Heidi Hofer, a UH assistant professor of
optometry, is the mother of an autistic daughter who is attending the
Lab School. The closure is hitting her much harder than most parents.
“These problems are exacerbated for me because my child has bona-fide
special needs and no alternative program will accept a child for a
period of only one month,” she wrote in a letter to UH President Renu
Khator. “What am I suppose to do with my child during this time period,
bring her to the lab with me?” Hofer also is deeply concerned with the
psychological impact of not one but two new schools will have on her
transition-averse daughter, and there are several other Lab School
parents the same boat.

Last week Dean Wimpleberg sent Lab
School parents an email notifying them a meeting was being
organized to help them find alternative schools for their children.

Chiao
fired back saying that these efforts, while appreciated, were much too
late. What’s more, she wrote, the school demonstrated a callous
disregard for both the kids and their parents. “A decision that affects
this many families and children, especially those children with special
needs, should not have been executed as a standard business procedure,
with the consequences for families as an afterthought,” wrote Chiao.

Dr.
Audra Timmins, a Baylor College of Medicine Ob/Gyn, agreed in a
subsequent email. “The way this was handled would be akin to telling a
woman after a radical mastectomy what her options for breast cancer
treatment were,” she wrote.

Wimpleberg had also furnished
the parents with a list of alternatives the parents could pursue, which
inspired a blast of sarcastic fury from Lab School parent Lori “The
Wine Woman” Gray:ย 

“I must just say ‘WOW!’ What wonderful help you have been in our time of crisis that you created for us.

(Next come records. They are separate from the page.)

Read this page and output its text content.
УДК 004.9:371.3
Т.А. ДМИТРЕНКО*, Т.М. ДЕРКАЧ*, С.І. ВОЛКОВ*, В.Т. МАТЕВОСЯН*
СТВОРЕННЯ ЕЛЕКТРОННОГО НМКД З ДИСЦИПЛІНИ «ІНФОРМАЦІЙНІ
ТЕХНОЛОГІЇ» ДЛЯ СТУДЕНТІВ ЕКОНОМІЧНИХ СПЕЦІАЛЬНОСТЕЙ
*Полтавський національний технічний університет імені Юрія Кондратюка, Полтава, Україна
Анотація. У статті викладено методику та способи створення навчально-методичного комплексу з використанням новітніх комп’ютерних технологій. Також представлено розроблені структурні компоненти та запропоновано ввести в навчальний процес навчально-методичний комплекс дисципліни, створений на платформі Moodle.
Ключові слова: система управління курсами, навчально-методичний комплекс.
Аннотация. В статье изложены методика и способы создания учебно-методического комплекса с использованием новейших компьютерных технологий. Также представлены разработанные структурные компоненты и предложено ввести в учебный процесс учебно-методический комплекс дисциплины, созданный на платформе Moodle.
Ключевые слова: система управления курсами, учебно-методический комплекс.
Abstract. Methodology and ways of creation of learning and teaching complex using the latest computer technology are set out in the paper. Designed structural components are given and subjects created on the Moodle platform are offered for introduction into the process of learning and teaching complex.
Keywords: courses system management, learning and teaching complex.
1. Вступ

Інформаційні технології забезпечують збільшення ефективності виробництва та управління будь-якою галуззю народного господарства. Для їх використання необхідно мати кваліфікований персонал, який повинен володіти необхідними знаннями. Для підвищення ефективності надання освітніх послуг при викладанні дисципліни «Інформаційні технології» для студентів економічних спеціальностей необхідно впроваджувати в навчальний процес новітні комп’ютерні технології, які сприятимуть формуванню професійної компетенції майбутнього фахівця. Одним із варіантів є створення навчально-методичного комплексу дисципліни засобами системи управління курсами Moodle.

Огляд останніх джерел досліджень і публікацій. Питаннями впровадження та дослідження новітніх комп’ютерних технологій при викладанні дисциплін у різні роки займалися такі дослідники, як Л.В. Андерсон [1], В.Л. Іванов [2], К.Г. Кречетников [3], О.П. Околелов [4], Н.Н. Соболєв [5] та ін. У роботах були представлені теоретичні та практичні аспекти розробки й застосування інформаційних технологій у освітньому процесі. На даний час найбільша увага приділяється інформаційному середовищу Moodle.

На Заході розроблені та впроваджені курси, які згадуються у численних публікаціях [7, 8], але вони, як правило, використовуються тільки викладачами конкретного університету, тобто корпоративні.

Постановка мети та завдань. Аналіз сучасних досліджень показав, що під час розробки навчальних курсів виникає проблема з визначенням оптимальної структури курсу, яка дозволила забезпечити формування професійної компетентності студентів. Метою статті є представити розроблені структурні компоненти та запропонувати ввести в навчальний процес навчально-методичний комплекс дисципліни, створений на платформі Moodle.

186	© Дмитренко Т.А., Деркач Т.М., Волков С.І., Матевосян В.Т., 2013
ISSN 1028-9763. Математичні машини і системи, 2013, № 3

It was 3 weeks ago that you told us the school would be closing and you are just now getting around to ‘scheduling’ a meeting with Collaboratives for Children for us…???…. Are you serious when we are T-minus 8 weeks? Also, thanks for the list of ‘daycare’ centers we can contact. Looked similiar to the phone book.”

Such vitriol over the
closure is to be expected, not least because the school was so
well-loved. “It’s a model pre-school,” Chiao tells Hair Balls. She adds
that it was one of the few pre-schools in Houston in which the teachers
were treated with the respect due true professionals.ย  “That’s the
loss to the community,” she says. “This is what pre-schools should look
like — they shouldn’t be these places where teachers are paid $8 an
hour.”

That respect fostered an environment all-too-hard to find
in the world of pre-k’s, she says. “The teachers get paid, they get
benefits, there’s very little turnover. One of my son’s teachers had
been there 18 years. The teachers got a lot of continuing education,
and they were just really gifted with kids. Yes, they were paid well,
but it was clear that they were there because of the kids.”

In
the end, Chiao thinks the closure is not just an indictment of the
University of Houston, but the city as a whole. “To me this is such a
Houston thing,” she says. “They just raze everything and build new
here. There’s no thought for tradition. Here’s a 50-odd-year-old
program, but you know what, it hasn’t been meeting our needs for the
past six months so let’s just get rid of it. And they did it without
any — ANY — conversation about alternatives.”